At age of 11, Ben is at a perfect stage in his development to begin lifting weights.  Jack Medina is a well-known expert in the area of fitness and nutrition.  He has coached Olympic athletes, pro-football players and many more.  He recommends that young athletes (starting around age 10) safely begin lifting weights as a way to strengthen their ligaments and tendons.  Doing so helps prevent injury, strengthens core muscles and instills a sense of discipline and dedication toward lifelong fitness.  The key is to do a high number of repetitions using light weights. 

 This is the workout I developed for Ben using 5 lb. weights and graduating to 8 lb then 10 lb weights (determine weight by the age and strength of the child) He incorporates the program into his school day 3 times per week.

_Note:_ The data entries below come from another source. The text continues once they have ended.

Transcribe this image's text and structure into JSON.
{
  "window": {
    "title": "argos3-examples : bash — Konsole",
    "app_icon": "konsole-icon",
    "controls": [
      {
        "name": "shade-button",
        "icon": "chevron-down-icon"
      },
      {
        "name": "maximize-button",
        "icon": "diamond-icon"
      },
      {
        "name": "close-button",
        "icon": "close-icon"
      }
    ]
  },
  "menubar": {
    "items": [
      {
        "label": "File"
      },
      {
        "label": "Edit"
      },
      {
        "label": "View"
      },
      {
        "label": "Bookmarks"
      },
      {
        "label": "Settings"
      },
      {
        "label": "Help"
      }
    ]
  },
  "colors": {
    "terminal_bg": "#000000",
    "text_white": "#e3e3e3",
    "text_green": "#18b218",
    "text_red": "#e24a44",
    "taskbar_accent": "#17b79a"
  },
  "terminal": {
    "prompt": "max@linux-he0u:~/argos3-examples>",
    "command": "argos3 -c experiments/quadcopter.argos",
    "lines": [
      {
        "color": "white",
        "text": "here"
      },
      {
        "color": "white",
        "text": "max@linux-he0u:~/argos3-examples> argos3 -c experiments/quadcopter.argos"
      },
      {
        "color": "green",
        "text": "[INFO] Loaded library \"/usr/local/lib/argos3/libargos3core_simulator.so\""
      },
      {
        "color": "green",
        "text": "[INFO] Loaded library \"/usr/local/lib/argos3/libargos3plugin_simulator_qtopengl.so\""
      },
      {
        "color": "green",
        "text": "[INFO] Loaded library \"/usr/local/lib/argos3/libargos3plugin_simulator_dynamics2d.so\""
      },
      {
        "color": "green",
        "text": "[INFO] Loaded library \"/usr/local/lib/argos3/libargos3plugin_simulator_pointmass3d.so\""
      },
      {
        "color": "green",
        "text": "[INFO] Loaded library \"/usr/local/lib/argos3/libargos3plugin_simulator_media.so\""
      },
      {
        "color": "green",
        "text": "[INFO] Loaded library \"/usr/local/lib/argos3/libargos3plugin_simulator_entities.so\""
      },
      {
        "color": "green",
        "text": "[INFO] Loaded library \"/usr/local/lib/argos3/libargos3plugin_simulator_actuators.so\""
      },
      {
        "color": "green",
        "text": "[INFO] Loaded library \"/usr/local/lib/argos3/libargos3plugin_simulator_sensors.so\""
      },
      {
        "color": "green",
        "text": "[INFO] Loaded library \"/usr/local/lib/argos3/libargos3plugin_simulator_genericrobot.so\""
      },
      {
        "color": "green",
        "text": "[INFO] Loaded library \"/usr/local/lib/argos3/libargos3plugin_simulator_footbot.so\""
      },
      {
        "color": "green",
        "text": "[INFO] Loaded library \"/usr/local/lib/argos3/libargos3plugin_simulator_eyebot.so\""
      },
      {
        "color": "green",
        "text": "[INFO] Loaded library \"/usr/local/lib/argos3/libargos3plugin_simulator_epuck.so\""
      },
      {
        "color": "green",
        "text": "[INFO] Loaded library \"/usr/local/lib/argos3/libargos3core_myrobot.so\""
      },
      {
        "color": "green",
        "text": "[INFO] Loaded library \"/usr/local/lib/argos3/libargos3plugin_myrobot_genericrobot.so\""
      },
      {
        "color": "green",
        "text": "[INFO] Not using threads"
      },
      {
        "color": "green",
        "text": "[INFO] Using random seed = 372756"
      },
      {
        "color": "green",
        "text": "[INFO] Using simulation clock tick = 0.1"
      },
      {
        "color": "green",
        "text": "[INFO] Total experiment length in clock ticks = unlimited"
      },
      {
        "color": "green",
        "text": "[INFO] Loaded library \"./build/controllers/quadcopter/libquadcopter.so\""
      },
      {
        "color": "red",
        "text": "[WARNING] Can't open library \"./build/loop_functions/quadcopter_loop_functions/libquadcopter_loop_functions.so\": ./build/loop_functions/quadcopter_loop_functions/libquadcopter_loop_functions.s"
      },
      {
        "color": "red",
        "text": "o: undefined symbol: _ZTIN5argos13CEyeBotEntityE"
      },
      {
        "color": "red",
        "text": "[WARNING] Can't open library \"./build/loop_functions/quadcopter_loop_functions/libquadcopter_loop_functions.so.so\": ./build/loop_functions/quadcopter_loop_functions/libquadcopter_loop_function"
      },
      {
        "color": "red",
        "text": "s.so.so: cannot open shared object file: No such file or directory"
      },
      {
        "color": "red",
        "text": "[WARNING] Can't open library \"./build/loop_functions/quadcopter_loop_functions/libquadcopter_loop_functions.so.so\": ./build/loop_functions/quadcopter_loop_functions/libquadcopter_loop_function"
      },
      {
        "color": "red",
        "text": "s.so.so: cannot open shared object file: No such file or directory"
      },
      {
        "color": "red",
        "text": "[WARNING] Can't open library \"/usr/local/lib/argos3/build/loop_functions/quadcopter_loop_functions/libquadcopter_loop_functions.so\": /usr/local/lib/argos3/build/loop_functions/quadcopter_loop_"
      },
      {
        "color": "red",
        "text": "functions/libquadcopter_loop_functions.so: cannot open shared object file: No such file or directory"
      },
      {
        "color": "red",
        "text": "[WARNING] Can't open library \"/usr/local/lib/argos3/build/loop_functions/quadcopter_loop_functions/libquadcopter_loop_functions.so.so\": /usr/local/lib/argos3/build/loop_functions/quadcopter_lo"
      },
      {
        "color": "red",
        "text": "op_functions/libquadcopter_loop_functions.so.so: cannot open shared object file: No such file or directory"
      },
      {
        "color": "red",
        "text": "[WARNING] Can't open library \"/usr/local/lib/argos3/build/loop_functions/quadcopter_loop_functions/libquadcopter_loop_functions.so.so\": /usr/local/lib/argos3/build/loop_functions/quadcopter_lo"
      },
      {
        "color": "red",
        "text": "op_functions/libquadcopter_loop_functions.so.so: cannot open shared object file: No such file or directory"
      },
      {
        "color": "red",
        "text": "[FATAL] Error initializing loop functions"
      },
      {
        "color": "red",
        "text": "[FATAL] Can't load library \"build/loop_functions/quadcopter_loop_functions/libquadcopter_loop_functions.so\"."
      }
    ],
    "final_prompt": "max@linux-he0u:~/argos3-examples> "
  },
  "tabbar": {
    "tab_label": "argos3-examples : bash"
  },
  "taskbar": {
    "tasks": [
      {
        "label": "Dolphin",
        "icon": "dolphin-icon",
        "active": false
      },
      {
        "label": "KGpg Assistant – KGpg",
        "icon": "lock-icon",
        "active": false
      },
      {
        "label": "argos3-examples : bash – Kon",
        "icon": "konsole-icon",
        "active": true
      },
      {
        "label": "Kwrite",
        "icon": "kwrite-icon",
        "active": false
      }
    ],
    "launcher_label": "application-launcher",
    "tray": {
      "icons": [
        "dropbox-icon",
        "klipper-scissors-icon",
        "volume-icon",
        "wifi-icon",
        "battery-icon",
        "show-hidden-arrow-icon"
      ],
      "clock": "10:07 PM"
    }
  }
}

1.  Keep good posture, shoulders back, knees slightly bent.
2.  Do not swing the weights.  Use a slow, controlled motion.
3.  Never extend the knees over the toes.
4.  Raise weights above head, but do not overextend behind the head.
5. Do not advance to a heavier weight until you have comfortably mastered the lowest weight.

Warm Up
1 minute of Jumping Jacks (or jump rope)
15 arm circles both directions
Gentle stretch of quads, hamstrings, calves, shoulders, hip flexors (warrior stretch)

Upper Body Circuit: 
(Do three sets and alternate with lower body circuit.)

10 Bicep Curls

10 Tricep Kickbacks

10 Shoulder Presses (this can be easier with one foot slightly forward and knees slightly bent.)
10 One Arm Rows (each side)
10 Torso Rotations (hold weight at center of chest, twist left/right)

Lower Body Circuit:

10 Weighted Squats

10 Calf Raises
10 Forward Lunges (hold weights at sides)

10 Reverse Lunges with a Shoulder Press (Or you can do a torso twist.)

Cool Down:
Repeat warm-up stretches
Drink plenty of water

1 comment:

  1. Love this! And my son thanks you too. He has been asking me to come up with something like this for a while.